Er ist mein Sportler-Geheimtipp für die kalte Jahreszeit: der Haferschleim. Zugegeben: Sexy ist der Name nicht, im Gegenteil. Da klingt Porridge oder Oatmeal schon ein bisschen attraktiver. Trotzdem wird der Brei, den meine Mutter uns aufzutischen pflegte, zu oft und zu Unrecht stiefmütterlich behandelt. Seinem unrühmlichen deutschen Namen zum Trotz ist der Haferschleim nämlich zugleich Leckerei und gesundes Sportlerfrühstück, egal, ob vor oder nach dem Training. Und mit ein bisschen Fantasie entpuppt er sich als regelrechtes Zmorge-Chamäleon, das sich je nach Lust und Laune verändern lässt und Naschkatzen wie mich ins Schwärmen bringt.

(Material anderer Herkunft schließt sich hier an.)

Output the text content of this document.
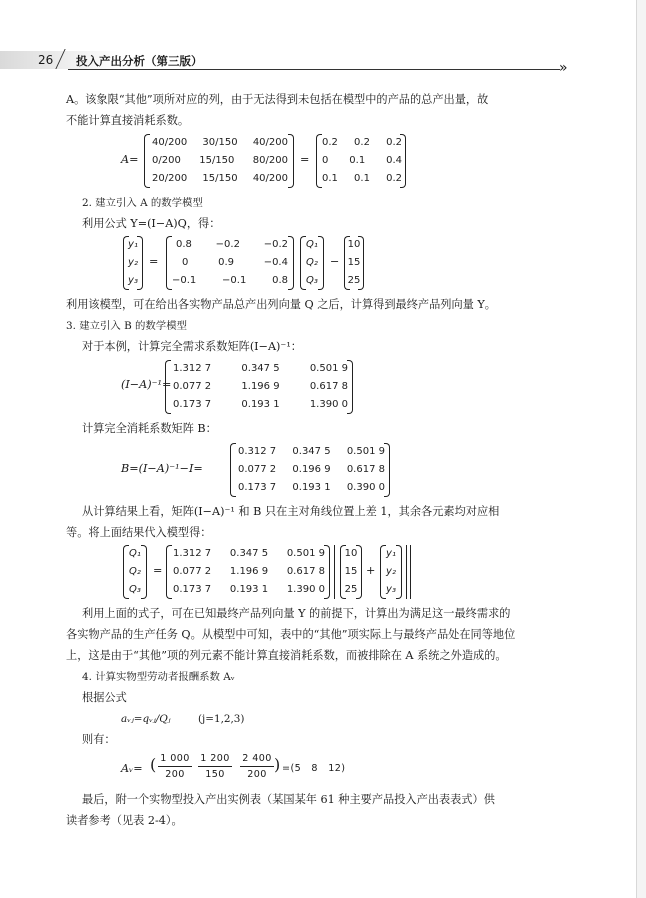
26 投入产出分析（第三版）	»
A。该象限“其他”项所对应的列，由于无法得到未包括在模型中的产品的总产出量，故
不能计算直接消耗系数。
A=
40/200 30/150 40/200
0/200 15/150 80/200
20/200 15/150 40/200
=
0.2 0.2 0.2
0 0.1 0.4
0.1 0.1 0.2
2. 建立引入 A 的数学模型
利用公式 Y=(I−A)Q，得：
y₁
y₂
y₃
=
0.8 −0.2 −0.2
0	0.9	−0.4
−0.1	−0.1	0.8
Q₁
Q₂
Q₃
−
10
15
25
利用该模型，可在给出各实物产品总产出列向量 Q 之后，计算得到最终产品列向量 Y。
3. 建立引入 B 的数学模型
对于本例，计算完全需求系数矩阵(I−A)⁻¹：
(I−A)⁻¹=
1.312 7	0.347 5	0.501 9
0.077 2	1.196 9	0.617 8
0.173 7	0.193 1	1.390 0
计算完全消耗系数矩阵 B：
B=(I−A)⁻¹−I=
0.312 7 0.347 5 0.501 9
0.077 2 0.196 9 0.617 8
0.173 7 0.193 1 0.390 0
从计算结果上看，矩阵(I−A)⁻¹ 和 B 只在主对角线位置上差 1，其余各元素均对应相
等。将上面结果代入模型得：
Q₁
Q₂
Q₃
=
1.312 7 0.347 5 0.501 9
0.077 2 1.196 9 0.617 8
0.173 7 0.193 1 1.390 0
10
15
25
+
y₁
y₂
y₃
利用上面的式子，可在已知最终产品列向量 Y 的前提下，计算出为满足这一最终需求的
各实物产品的生产任务 Q。从模型中可知，表中的“其他”项实际上与最终产品处在同等地位
上，这是由于“其他”项的列元素不能计算直接消耗系数，而被排除在 A 系统之外造成的。
4. 计算实物型劳动者报酬系数 Aᵥ
根据公式
aᵥⱼ=qᵥⱼ/Qⱼ	(j=1,2,3)
则有：
Aᵥ= ( 1 000
200
1 200
150
2 400
200
) =(5   8   12)
最后，附一个实物型投入产出实例表（某国某年 61 种主要产品投入产出表表式）供
读者参考（见表 2-4）。
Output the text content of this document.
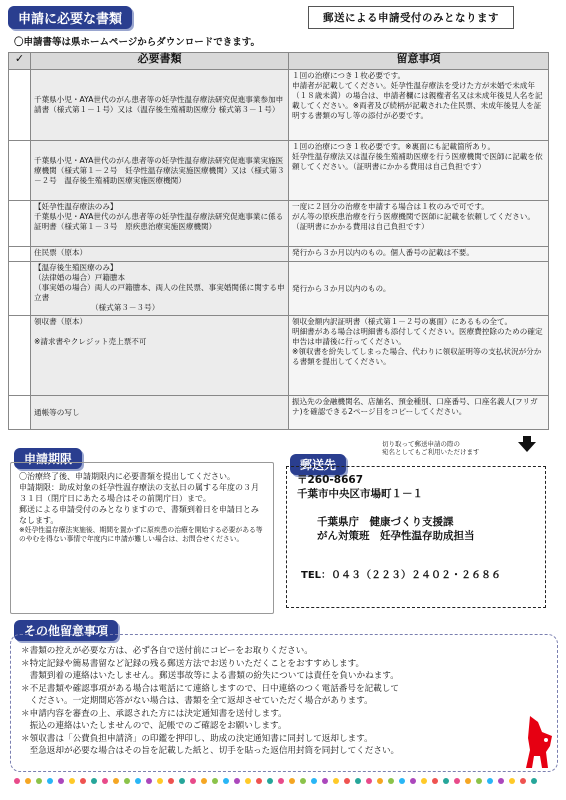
申請に必要な書類	郵送による申請受付のみとなります
〇申請書等は県ホームページからダウンロードできます。
✓	必要書類	留意事項
	千葉県小児・AYA世代のがん患者等の妊孕性温存療法研究促進事業参加申請書（様式第１－１号）又は（温存後生殖補助医療分 様式第３－１号）	１回の治療につき１枚必要です。
申請者が記載してください。妊孕性温存療法を受けた方が未婚で未成年（１８歳未満）の場合は、申請者欄には親権者名又は未成年後見人名を記載してください。※両者及び続柄が記載された住民票、未成年後見人を証明する書類の写し等の添付が必要です。
	千葉県小児・AYA世代のがん患者等の妊孕性温存療法研究促進事業実施医療機関（様式第１－２号　妊孕性温存療法実施医療機関）又は（様式第３－２号　温存後生殖補助医療実施医療機関）	１回の治療につき１枚必要です。※裏面にも記載箇所あり。
妊孕性温存療法又は温存後生殖補助医療を行う医療機関で医師に記載を依頼してください。（証明書にかかる費用は自己負担です）
	【妊孕性温存療法のみ】
千葉県小児・AYA世代のがん患者等の妊孕性温存療法研究促進事業に係る証明書（様式第１－３号　原疾患治療実施医療機関）	一度に２回分の治療を申請する場合は１枚のみで可です。
がん等の原疾患治療を行う医療機関で医師に記載を依頼してください。（証明書にかかる費用は自己負担です）
	住民票（原本）	発行から３か月以内のもの。個人番号の記載は不要。
	【温存後生殖医療のみ】
（法律婚の場合）戸籍謄本
（事実婚の場合）両人の戸籍謄本、両人の住民票、事実婚関係に関する申立書
　　　　　　　　（様式第３－３号）	発行から３か月以内のもの。
	領収書（原本）

※請求書やクレジット売上票不可	領収金額内訳証明書（様式第１－２号の裏面）にあるもの全て。
明細書がある場合は明細書も添付してください。医療費控除のための確定申告は申請後に行ってください。
※領収書を紛失してしまった場合、代わりに領収証明等の支払状況が分かる書類を提出してください。
	通帳等の写し	振込先の金融機関名、店舗名、預金種別、口座番号、口座名義人(フリガナ)を確認できる2ページ目をコピーしてください。
切り取って郵送申請の際の
宛名としてもご利用いただけます
申請期限
〇治療終了後、申請期限内に必要書類を提出してください。
申請期限：助成対象の妊孕性温存療法の支払日の属する年度の３月３１日（閉庁日にあたる場合はその前開庁日）まで。
郵送による申請受付のみとなりますので、書類到着日を申請日とみなします。
※妊孕性温存療法実施後、期間を置かずに原疾患の治療を開始する必要がある等のやむを得ない事情で年度内に申請が難しい場合は、お問合せください。
郵送先
〒260-8667
千葉市中央区市場町１－１
千葉県庁　健康づくり支援課
がん対策班　妊孕性温存助成担当
TEL：０４３（２２３）２４０２・２６８６
その他留意事項
＊書類の控えが必要な方は、必ず各自で送付前にコピーをお取りください。
＊特定記録や簡易書留など記録の残る郵送方法でお送りいただくことをおすすめします。
　書類到着の連絡はいたしません。郵送事故等による書類の紛失については責任を負いかねます。
＊不足書類や確認事項がある場合は電話にて連絡しますので、日中連絡のつく電話番号を記載して
　ください。一定期間応答がない場合は、書類を全て返却させていただく場合があります。
＊申請内容を審査の上、承認された方には決定通知書を送付します。
　振込の連絡はいたしませんので、記帳でのご確認をお願いします。
＊領収書は「公費負担申請済」の印鑑を押印し、助成の決定通知書に同封して返却します。
　至急返却が必要な場合はその旨を記載した紙と、切手を貼った返信用封筒を同封してください。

Das Grundrezept ist sogar für Küchenbanausen wie mich ein Kinderspiel:

0,5 Liter Milch oder Wasser – ebenfalls hervorragend schmeckt Hafer-, Mandel- oder Reismilch
100 g Haferflocken
Eine kleine Prise Salz
1 Teelöffel Honig oder Ahornsirup zum Süssen

Das Wasser oder die Milch erwärmen, Haferflocken dazugeben und rund 10 Minuten bei kleiner Hitze köcheln lassen. Regelmässig umrühren, bis die Masse eindickt. Das Salz beimischen und nach Gusto süssen.

Die Abwechslung machts

Beim Klassiker, den meine Mum jeweils servierte, gehört ein Teelöffel Zimt dazu. Doch der Winter ist lang und nach zwei, drei Tagen eine Abwechslung fällig. Hier einige Ideen dazu:

Muttis Brei kann mit Protein und Ballaststoffen angereichert werden, indem man den Haferflocken während des Kochens einen bis zwei Teelöffel Chiasamen beigibt oder ebenso viel verdauungsfördernde Leinsamen. Beide Varianten bieten indes in erster Linie dem Magen eine Abwechslung, sie verändern den Geschmack des Gerichts kaum.

Das kann aber das Pulver von Proteinshakes: ein oder zwei Messlöffel vor Kochschluss unter den Brei mischen. Geschmacksache, aber die Shakes mit Vanille-Aroma eignen sich dafür besonders. Wer es natürlich mag, kann sich auch mit einem Vanillestengel behelfen: längs aufschneiden, Samen auskratzen und im fertigen Porridge dazumischen. Im Handumdrehen pimpen lässt sich der Brei aber auch mit einem oder zwei Suppenlöffeln Kokosraspeln.

Kakaopulver macht das Morgenglück vollkommen

Ebenfalls sehr lecker und zudem einen Hauch frischer macht ihn ein Apfel: Einfach in den kochenden Brei reinraspeln. Aber auch Bananen eignen sich hervorragend als Zutat, und zwar in verschiedensten Varianten: In Rondellen geschnitten oder zerdrückt kurz vor Kochschluss beigeben. Oder, wenn es ein bisschen aufwendiger und schicker sein darf: Die Bananen längs aufschneiden, in der Bratpfanne mit Butter kurz anbraten und auf den Brei legen.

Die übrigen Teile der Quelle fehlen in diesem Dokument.